Yasmine, journaliste
Je me fais embêter une trentaine de fois à chaque fois que j’engrange 10 mètres sur une grande artère. C’est de la folie, du coup je ne sors plus ou avec un gare du corps. C’est frustrant à la fin.
Imene, pharmacienne
Nous sommes un peuple de frustré, garçons et filles, et c’est tout à fait normal. Comment ne pas être frustré de s’abstenir. Je ne blâme personne. D’un autre côt , les familles sont plus tolérantes, surtout dans les grandes villes, elles parlent de sexe à leurs filles et même à leurs garçons. C’est bien ça avance.
Djazil, Dj
Le sujet ne peut être abordé de la même manière d’une classe à l’autre. Il vous suffit de poser la question aux pharmaciens par exemple, vous verrez que la vente de préservatifs est très importante. Maintenant faites le dans le sens inverse et posez la question directement aux jeunes, vous en jugerez qu’ils vont tous faire vœux de chasteté. Résultat, le sujet reste sensible et tabou.
Amel, médecin
On a vraiment affaire à deux mondes distincts. Les gens sont tellement différents. Une fois nous faisions de la sensibilisation en partenariat avec les pompiers le 1er Décembre (journée mondiale de lutte contre le sida). Nous avions exposé des préservatifs et expliquions comment les utiliser et quand. J’ai vraiment été subjuguée, d’un coté les jeunes qui n’en avaient jamais entendu parler. Ils devenaient rouge dès qu’ils entrevoyaient un préservatif. Certains quittaient le stand subitement. Les autres, gênés, me laissaient terminer. Quant à une autre catégorie de jeunes et de moins jeunes d’ailleurs, ils m’en demandaient carrément. J’ai du en distribuer quelques milliers ce jour là.
Fouad, étudiant
Après on se demande pourquoi on chope autant de maladie, c’est à cause de pratiques comme celle-ci. Arrêtez de faire passer les gens pour des victimes.

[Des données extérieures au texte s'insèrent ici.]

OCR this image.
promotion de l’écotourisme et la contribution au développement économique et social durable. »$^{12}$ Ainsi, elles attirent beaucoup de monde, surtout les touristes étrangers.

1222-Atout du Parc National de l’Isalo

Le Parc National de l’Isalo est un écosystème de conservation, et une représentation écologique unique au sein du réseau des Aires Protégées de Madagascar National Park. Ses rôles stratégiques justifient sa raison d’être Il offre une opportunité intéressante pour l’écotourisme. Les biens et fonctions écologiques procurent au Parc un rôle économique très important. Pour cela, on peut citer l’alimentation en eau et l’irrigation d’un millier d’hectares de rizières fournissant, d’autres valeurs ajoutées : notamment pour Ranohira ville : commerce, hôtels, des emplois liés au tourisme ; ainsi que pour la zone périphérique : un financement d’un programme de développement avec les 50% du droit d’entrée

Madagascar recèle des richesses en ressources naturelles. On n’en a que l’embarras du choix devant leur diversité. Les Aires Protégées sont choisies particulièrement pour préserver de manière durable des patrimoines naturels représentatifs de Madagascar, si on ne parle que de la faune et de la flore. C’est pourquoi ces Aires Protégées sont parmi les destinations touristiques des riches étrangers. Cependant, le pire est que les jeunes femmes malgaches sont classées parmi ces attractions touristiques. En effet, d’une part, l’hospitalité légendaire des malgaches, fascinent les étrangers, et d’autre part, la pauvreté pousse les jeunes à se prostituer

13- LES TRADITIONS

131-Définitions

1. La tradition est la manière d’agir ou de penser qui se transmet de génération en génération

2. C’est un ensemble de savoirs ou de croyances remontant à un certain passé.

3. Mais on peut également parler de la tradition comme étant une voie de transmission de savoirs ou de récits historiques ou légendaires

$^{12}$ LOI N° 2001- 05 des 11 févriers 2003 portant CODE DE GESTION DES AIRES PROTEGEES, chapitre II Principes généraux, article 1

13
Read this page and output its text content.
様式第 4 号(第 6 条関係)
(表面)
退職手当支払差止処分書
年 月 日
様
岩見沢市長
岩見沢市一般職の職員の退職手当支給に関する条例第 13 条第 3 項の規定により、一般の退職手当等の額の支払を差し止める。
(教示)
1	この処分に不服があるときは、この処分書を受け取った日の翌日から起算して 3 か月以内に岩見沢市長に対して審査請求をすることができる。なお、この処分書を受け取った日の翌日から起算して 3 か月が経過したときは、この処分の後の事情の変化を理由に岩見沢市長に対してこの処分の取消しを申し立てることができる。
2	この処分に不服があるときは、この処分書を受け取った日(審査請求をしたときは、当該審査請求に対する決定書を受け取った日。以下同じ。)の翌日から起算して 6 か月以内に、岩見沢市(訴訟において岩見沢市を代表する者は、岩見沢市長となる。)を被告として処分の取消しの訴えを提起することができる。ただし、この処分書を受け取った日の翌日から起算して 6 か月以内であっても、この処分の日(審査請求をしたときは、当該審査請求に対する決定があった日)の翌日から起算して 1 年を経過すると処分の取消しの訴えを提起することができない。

Ahlem, déléguée commerciale
Moi quand je sors, je fais le maximum pour ne pas être provocante. Même si je ne cautionne pas les agissements de nos jeunes dehors, il ne demeure pas moins que je les comprends. Ils n’ont aucun moyen de se dépenser, pas les moyens de se marier, encore moins d’avoir une copine. Ils se rabattent sur ce qu’ils peuvent, la parole souvent agressive. Si ça n’existe pas autre part que chez nous, c’est pour les raisons que j’ai énuméré.
Habib, marchand de journaux
Vous ne pouvez pas vous imaginez ce que les apparences sont trompeuses. Les mœurs ont vraiment changé, regardez juste ce qui se passe dans les endroits publics. Ne vous fiez surtout pas à un voile ou une barbe, encore moins à des paroles. La tenue vestimentaire c’est un laissé-passé. Les avortements même si on en parle pas vraiment sont en hausse vertigineuse. Certains ont en fait leur spécialité.